Why it matters: Data privacy regulators worldwide are escalating enforcement, signaling high stakes for legal compliance related to data protection and breach notification.
- South Korea's PIPC imposed a 624.7 billion won (about $409M) fine on Coupang.
- Data breach affected over 37 million users' personal info, including names and delivery details.
- Coupang collected online activity data from 11.17 million users without consent, fined 201.16 billion won.
- Coupang Fulfillment Services fined 248 million won for violating privacy rules.
- Coupang failed to notify affected users within the 72-hour legal window.
- Coupang plans to challenge the regulatory decision.
South Korea’s Personal Information Protection Commission (PIPC) has imposed a record 624.7 billion won (approximately $409 million) fine on Coupang, the country’s largest e-commerce platform, following a significant data breach that compromised the personal information of approximately 37.55 million users. This enforcement action marks the largest penalty under South Korea's data privacy laws to date.

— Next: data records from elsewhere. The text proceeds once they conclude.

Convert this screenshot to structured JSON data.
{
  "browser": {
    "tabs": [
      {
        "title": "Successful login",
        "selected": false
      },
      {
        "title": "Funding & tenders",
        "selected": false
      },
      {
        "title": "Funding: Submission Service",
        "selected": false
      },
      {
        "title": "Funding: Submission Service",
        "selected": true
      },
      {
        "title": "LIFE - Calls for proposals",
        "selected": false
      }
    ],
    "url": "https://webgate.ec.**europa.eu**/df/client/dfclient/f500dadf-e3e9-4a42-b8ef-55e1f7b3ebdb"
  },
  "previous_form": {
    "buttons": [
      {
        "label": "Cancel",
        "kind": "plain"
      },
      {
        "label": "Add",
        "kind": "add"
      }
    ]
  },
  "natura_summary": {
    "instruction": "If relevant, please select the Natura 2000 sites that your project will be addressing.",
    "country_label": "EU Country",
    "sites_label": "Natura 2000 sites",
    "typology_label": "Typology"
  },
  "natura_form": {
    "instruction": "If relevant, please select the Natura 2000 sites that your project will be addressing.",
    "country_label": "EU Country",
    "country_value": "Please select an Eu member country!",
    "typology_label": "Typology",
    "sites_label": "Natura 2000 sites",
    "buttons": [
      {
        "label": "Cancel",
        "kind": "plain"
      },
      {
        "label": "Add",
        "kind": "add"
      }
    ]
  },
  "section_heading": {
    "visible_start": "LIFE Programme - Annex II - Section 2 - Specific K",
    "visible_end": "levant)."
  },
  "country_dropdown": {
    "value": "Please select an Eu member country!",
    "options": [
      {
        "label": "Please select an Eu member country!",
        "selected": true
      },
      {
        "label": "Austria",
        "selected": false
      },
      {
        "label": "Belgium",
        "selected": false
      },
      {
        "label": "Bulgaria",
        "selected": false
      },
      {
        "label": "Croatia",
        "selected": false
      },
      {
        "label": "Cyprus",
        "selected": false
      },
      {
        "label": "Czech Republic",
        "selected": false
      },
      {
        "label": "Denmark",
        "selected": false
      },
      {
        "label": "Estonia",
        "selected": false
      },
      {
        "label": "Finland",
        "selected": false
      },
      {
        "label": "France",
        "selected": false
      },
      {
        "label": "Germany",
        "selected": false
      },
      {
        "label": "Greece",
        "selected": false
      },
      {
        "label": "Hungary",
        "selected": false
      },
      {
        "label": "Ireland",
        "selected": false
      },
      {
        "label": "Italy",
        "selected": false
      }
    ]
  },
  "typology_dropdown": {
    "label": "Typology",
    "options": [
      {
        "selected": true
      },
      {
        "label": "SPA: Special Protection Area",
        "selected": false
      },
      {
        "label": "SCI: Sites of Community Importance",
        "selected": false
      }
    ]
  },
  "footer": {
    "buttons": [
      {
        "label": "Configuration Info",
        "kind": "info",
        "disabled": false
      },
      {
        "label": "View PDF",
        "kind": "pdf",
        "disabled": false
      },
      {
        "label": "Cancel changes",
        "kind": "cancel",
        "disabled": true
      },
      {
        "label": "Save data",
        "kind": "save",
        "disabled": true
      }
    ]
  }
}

The breach, discovered in December 2025, exposed sensitive data such as names, email addresses, phone numbers, and delivery details. The PIPC found that Coupang’s inadequate safeguards—including poor management of authentication signing keys and lax access controls—were central to the incident. Additionally, Coupang failed to notify affected individuals within the legally mandated 72-hour notification window.
Beyond the breach, the PIPC also fined Coupang 201.16 billion won for collecting online activity records from 11.17 million users without their consent, violating privacy consent requirements. Coupang Fulfillment Services, the company's logistics arm, was separately fined 248 million won for privacy violations including maintaining an employment restriction list targeting journalists.

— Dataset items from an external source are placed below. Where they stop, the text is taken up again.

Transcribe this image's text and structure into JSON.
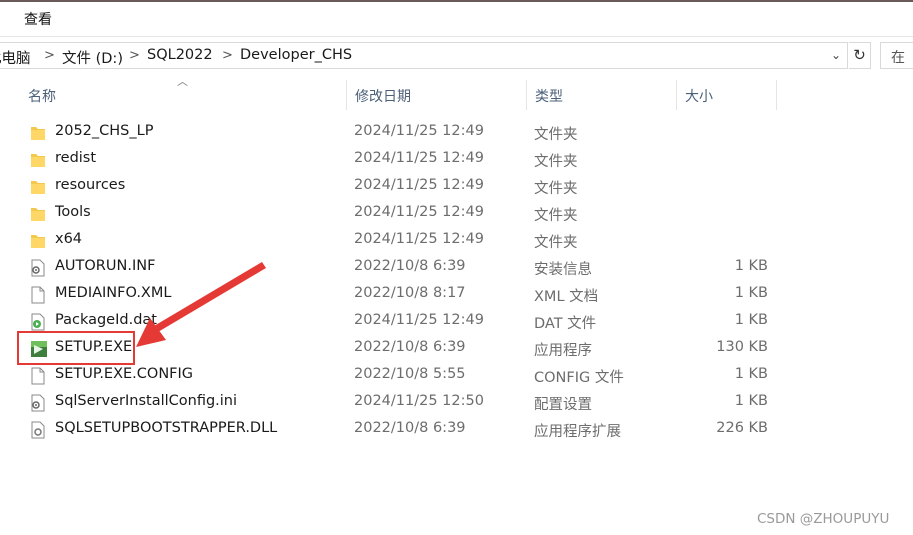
{
  "ribbon": {
    "tab_view": "查看"
  },
  "address": {
    "crumbs": [
      "此电脑",
      "文件 (D:)",
      "SQL2022",
      "Developer_CHS"
    ],
    "separator": ">",
    "dropdown": "⌄",
    "refresh": "↻"
  },
  "search": {
    "placeholder": "在"
  },
  "columns": {
    "name": "名称",
    "modified": "修改日期",
    "type": "类型",
    "size": "大小"
  },
  "files": [
    {
      "name": "2052_CHS_LP",
      "date": "2024/11/25 12:49",
      "type": "文件夹",
      "size": "",
      "icon": "folder-icon"
    },
    {
      "name": "redist",
      "date": "2024/11/25 12:49",
      "type": "文件夹",
      "size": "",
      "icon": "folder-icon"
    },
    {
      "name": "resources",
      "date": "2024/11/25 12:49",
      "type": "文件夹",
      "size": "",
      "icon": "folder-icon"
    },
    {
      "name": "Tools",
      "date": "2024/11/25 12:49",
      "type": "文件夹",
      "size": "",
      "icon": "folder-icon"
    },
    {
      "name": "x64",
      "date": "2024/11/25 12:49",
      "type": "文件夹",
      "size": "",
      "icon": "folder-icon"
    },
    {
      "name": "AUTORUN.INF",
      "date": "2022/10/8 6:39",
      "type": "安装信息",
      "size": "1 KB",
      "icon": "settings-file-icon"
    },
    {
      "name": "MEDIAINFO.XML",
      "date": "2022/10/8 8:17",
      "type": "XML 文档",
      "size": "1 KB",
      "icon": "document-icon"
    },
    {
      "name": "PackageId.dat",
      "date": "2024/11/25 12:49",
      "type": "DAT 文件",
      "size": "1 KB",
      "icon": "media-file-icon"
    },
    {
      "name": "SETUP.EXE",
      "date": "2022/10/8 6:39",
      "type": "应用程序",
      "size": "130 KB",
      "icon": "setup-exe-icon"
    },
    {
      "name": "SETUP.EXE.CONFIG",
      "date": "2022/10/8 5:55",
      "type": "CONFIG 文件",
      "size": "1 KB",
      "icon": "document-icon"
    },
    {
      "name": "SqlServerInstallConfig.ini",
      "date": "2024/11/25 12:50",
      "type": "配置设置",
      "size": "1 KB",
      "icon": "settings-file-icon"
    },
    {
      "name": "SQLSETUPBOOTSTRAPPER.DLL",
      "date": "2022/10/8 6:39",
      "type": "应用程序扩展",
      "size": "226 KB",
      "icon": "dll-file-icon"
    }
  ],
  "watermark": "CSDN @ZHOUPUYU",
  "colors": {
    "folder": "#f2c94c",
    "annotation": "#e53935",
    "header_text": "#4c607a"
  }
}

The PIPC statement emphasized that the fines were imposed due to Coupang’s negligence in managing personal information protection and unauthorized data collection practices. A Coupang representative issued a public apology but announced plans to challenge the regulator's decision.
This case highlights the rising global regulatory pressure on companies to comply with stringent data privacy laws and swiftly address breaches to protect consumer data.
By the numbers:
- 624.7 billion won ($409 million) — total fine imposed on Coupang
- 37.55 million users — personal data compromised
- 11.17 million users — had online activity data collected without consent
- 72 hours — legal timeframe for breach notification not met
Yes, but: Coupang has announced plans to challenge the PIPC's decision, potentially altering the final penalty outcome.
What's next: The outcome of Coupang’s challenge to the fine will be closely watched as it could impact enforcement rigor under South Korea’s data protection regime.